Taking personal inventory of their transgressions, they promised that, henceforth, they would be talking about real news, real issues and real problems instead of Gary Condit, shark attacks and stained blue dresses. "The networks," declared CBS News president Andy Heyward, "will be focusing on what they should be doing." I guess he forgot to add that this renewed focus would have a six-month expiration date.
The pathetic thing is that newshounds can't even enjoy the Blake buzz. It's too hard for them, after their post-Sept. 11 detox, to pretend to be unaware that what they're doing is wrong. They're like Jack Lemmon and Lee Remick in the last reel of "Days of Wine and Roses." They're no longer drinking to get high; they're just hoping to avoid delirium tremens -- which in TV land translates to "big time ratings slump." You know, just a little pick-me-up to "take the edge off."
This has led to some of the most schizophrenic television since Sally Field portrayed Sybil, with anchors careening wildly between loving and loathing the Blake-Bakley soap opera -- often in the same moment. Witness the brilliantly bifurcated exchange on last Friday's "Larry King Live," in which King solemnly asked lawyers-turned-pundits Mark Geragos and Nancy Grace if we could expect another "media circus." Geragos responded that, because of the "real explosion in cable TV news," it could be bigger than O.J. This seemed to buoy everyone's sprits. "That's tabloid heaven," enthused King. "We can count on both of you?"

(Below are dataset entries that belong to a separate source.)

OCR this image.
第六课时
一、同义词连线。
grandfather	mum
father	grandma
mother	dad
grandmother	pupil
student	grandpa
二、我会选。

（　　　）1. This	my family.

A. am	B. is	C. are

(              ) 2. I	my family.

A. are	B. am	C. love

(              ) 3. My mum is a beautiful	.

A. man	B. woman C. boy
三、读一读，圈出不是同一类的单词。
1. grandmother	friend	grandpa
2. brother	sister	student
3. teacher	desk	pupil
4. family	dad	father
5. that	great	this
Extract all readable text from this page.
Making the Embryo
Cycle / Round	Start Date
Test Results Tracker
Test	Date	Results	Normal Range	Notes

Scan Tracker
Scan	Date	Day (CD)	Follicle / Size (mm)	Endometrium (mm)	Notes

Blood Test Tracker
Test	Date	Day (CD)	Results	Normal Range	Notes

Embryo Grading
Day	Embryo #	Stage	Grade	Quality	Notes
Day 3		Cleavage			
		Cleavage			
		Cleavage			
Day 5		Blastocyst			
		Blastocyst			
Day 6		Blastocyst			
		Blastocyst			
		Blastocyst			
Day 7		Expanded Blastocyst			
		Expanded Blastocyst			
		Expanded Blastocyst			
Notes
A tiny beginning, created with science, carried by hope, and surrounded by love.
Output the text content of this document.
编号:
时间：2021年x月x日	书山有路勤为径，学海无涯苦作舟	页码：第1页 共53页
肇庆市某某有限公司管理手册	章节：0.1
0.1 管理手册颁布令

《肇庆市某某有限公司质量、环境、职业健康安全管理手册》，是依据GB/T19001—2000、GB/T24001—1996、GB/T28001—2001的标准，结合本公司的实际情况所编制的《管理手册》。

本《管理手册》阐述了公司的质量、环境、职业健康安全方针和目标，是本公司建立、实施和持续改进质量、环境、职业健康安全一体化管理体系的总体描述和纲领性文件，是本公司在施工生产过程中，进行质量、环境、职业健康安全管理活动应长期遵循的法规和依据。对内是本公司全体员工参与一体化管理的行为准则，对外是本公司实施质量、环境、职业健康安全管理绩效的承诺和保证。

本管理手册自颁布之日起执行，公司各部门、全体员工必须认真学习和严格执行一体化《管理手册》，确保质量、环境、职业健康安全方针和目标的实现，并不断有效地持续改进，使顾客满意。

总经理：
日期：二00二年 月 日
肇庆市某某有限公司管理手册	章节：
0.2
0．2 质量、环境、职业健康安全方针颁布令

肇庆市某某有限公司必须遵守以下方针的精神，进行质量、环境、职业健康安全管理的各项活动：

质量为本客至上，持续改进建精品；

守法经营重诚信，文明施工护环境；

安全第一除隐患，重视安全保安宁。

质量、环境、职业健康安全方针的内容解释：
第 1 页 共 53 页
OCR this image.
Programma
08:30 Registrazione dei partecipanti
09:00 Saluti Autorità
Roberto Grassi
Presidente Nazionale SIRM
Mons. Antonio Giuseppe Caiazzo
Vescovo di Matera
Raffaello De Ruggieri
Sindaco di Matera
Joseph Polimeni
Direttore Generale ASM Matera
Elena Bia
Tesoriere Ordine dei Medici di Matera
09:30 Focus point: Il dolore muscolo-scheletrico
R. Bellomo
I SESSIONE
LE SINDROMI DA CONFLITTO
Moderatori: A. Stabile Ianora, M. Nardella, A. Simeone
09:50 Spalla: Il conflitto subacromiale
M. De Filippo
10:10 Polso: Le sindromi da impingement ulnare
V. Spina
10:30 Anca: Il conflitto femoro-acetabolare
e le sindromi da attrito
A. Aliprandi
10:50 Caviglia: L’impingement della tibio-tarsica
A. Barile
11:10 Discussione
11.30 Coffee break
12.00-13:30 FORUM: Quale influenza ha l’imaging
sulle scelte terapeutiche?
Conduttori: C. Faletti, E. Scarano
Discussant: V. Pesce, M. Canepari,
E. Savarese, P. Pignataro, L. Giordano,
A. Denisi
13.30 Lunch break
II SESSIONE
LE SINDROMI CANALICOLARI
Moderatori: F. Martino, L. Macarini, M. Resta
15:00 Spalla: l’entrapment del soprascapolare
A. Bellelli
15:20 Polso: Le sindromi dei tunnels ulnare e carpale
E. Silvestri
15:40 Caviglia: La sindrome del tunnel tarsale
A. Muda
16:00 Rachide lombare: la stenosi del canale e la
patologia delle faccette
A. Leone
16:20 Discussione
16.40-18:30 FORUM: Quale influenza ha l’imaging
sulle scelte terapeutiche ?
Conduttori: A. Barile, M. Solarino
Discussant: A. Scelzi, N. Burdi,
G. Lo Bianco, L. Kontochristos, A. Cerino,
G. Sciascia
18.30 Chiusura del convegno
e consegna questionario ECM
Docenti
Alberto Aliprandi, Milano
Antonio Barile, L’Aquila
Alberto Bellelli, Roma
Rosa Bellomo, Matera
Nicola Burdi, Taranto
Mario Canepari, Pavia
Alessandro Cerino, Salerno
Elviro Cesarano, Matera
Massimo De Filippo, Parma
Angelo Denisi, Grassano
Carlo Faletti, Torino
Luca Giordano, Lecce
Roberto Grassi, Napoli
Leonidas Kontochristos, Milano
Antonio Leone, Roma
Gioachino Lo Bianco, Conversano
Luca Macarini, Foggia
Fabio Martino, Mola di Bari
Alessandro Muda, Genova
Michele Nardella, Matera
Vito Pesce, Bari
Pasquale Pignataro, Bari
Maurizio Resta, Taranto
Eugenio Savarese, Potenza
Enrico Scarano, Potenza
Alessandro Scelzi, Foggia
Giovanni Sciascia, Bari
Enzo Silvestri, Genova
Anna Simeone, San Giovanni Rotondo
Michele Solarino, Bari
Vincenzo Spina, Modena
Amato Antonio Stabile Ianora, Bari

"Front and center," chirped Grace, bellying back up to the bar.
Even CNN's resident intellectual, Aaron Brown, preempted his scheduled show to pump the Blake arrest. "There is news to report on the Middle East," he said almost apologetically. "There's been an awful train derailment in Florida, but the Blake case is breaking, and it is news." If you say so, Aaron. I guess if it's on CNN, it's news. But not, apparently, the other way around.
After all, who has time to cover the world when you've cut a sweetheart deal with the victim's sister? In exchange for airfare, hotel room, and a limo, CNN secured the exclusive rights to Margerry Bakley's reaction to Monday's arraignment. And, boy, did the network get its money's worth, booking Bakley on all its signature shows, including Paula Zahn, "TalkBack Live," Wolf Blitzer and "Larry King Live." It was All-Margerry, All-the-Time.
Getting loaded on the Blake story shows just how desperate the media addicts have become. Let's be honest, it's a pretty low-grade high. At least with O.J., they were under the influence of the Peruvian flake of celebrity scandals. With Blake, they've been reduced to huffing paint fumes. Which, as we all know from watching "Cops," causes brain damage. So I've decided to go cold turkey on this turkey. This column is the last I will have to say on the subject. And not only will I never talk about this sorry and sordid story on radio or TV, I promise to immediately switch channels anytime anyone else starts talking about it. Even if the only station not covering it is the Golf Channel.
And I invite you to join me in this multimedia intervention. Don't be an enabler. Let's boycott the big top when this media circus comes to town.